Navigating the Economic Climate
Just as a football team adapts to changing game conditions, Infinite carefully manages the impact of market dynamics. With an eye on interest rates, they maintain a conservative stance on debt, prioritising the disciplined pricing of assets. Their approach ensures that they weather economic fluctuations, while preserving equity value growth.
Pitsi says that he and his team are massively disciplined about what they pay on entry price.
“From a fund perspective, investors typically give you a fixed hurdle of 10%,” he explains. “But if you do deploy debt in your acquisition funding for underlying portfolio companies, when rates start to run away with you, it does make it difficult to generate equity value growth. We'd rather be more conservative on debt. We look to keenly price assets when we go in. So, the biggest lever in our industry is making sure that you pay the right prices for the assets. If you overpay, you're going to be chasing your tail for five years.

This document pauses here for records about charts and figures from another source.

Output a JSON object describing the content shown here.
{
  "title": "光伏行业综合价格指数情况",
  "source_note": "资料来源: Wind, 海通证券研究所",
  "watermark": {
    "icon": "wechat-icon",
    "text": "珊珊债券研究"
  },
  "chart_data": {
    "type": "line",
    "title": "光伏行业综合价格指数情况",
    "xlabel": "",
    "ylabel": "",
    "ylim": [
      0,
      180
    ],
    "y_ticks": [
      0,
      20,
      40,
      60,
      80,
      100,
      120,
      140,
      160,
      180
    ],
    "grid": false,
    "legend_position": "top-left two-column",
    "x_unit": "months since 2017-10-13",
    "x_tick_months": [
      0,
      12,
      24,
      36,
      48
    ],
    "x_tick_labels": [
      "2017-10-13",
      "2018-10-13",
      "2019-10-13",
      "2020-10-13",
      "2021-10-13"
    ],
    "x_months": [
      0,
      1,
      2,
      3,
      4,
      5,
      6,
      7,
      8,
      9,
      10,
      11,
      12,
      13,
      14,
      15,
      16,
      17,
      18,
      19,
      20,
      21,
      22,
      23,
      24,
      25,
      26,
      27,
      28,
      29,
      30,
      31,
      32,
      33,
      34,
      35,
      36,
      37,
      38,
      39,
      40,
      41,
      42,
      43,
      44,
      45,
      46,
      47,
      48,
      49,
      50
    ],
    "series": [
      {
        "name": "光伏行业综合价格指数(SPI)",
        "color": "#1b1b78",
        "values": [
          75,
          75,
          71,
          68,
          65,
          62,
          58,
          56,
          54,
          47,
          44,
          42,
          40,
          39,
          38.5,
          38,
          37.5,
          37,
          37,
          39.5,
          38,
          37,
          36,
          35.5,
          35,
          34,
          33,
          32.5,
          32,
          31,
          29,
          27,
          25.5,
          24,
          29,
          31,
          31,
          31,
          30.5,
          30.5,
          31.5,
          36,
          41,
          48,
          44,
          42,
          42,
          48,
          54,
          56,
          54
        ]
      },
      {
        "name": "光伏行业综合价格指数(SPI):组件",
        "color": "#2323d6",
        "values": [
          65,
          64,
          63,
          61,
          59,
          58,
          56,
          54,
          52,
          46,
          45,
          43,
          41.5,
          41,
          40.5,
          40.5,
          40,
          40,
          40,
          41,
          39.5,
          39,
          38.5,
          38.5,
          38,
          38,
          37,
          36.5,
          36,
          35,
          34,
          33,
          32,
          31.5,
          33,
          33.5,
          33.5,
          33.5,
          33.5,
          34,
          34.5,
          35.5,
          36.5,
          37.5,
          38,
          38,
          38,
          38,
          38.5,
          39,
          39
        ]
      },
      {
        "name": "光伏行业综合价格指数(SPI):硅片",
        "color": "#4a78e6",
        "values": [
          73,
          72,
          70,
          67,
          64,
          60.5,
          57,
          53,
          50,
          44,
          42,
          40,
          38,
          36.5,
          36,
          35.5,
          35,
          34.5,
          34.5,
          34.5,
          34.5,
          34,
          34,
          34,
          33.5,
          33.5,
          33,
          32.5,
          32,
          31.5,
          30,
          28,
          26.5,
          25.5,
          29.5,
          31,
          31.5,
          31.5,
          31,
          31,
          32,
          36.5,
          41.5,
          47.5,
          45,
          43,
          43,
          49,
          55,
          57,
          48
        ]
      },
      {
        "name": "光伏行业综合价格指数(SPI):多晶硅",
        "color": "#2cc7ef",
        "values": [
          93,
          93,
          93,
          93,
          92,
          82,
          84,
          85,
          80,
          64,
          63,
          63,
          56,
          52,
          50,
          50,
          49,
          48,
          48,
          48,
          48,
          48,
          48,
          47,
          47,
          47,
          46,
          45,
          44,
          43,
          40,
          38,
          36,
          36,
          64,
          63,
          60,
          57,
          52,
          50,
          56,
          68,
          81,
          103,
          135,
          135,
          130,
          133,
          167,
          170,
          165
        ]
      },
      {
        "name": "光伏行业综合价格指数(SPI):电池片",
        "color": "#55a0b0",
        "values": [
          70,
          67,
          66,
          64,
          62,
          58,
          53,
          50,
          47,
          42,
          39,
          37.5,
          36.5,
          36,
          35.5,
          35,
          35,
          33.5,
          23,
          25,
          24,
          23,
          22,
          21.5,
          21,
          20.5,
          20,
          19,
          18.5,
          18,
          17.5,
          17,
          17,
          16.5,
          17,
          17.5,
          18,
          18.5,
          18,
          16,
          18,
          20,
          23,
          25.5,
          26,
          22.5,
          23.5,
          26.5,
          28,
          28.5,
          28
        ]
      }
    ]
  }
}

“And from a gearing perspective, we're not pushing the debt multiples as high as we would have previously. E4 is a case in point. I think that, in a couple of months, the gearing on that asset will be below two times, which is quite phenomenal.”
Diversity – The Winning Play
Diversity forms the core of Infinite's success. The founding team's long-standing collaboration is fuelled by what Pitsi refers to as radical honesty and mutual respect. This collaborative spirit extends to their portfolio companies, where diverse backgrounds and experiences converge, driving innovative thinking and optimal outcomes.

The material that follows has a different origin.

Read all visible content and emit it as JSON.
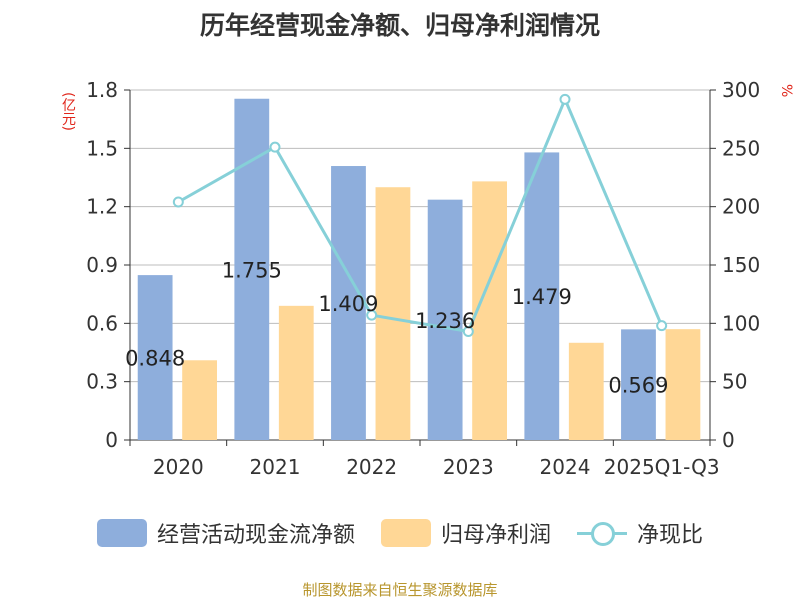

In navigating the complexities of private equity, Pitsi emphasises the importance of open, clear communication. Relationships are nurtured through candid conversations and informal engagements, allowing for effective collaboration. Backing leaders within portfolio companies and aligning incentives further strengthens the foundation for mutual success.
“We've adopted an approach of radical honesty with each other, but it also helps to like the people that you work with. We enjoy each other. And that doesn't change in tough times, nor does it change in good times. But the key thing for us is that it's happened organically. We haven't tried to put something like that together. We've got a track record of working together, and the theory is right: diversity, and not just diversity across race, which is a big focus area in South Africa; but for us, it's race, it’s gender, it’s past experiences. And you'll see it in some of the newer members of our team that we're looking to bring in. But that is a plus. There's diversity of thought. Sometimes you get some off the wall thinking, where – if you're a little bit of a square, like me – that takes a few minutes to consume and conceptualise and understand. But it just makes things very inter-esting. On a net-net [basis], I think it does help us to get to the right outcomes.”
With a focus on the mid-market, a collaborative ethos, and an eye for strategic opportunities, Infinite demonstrates that in private equity, as in football, it's the team that makes the difference.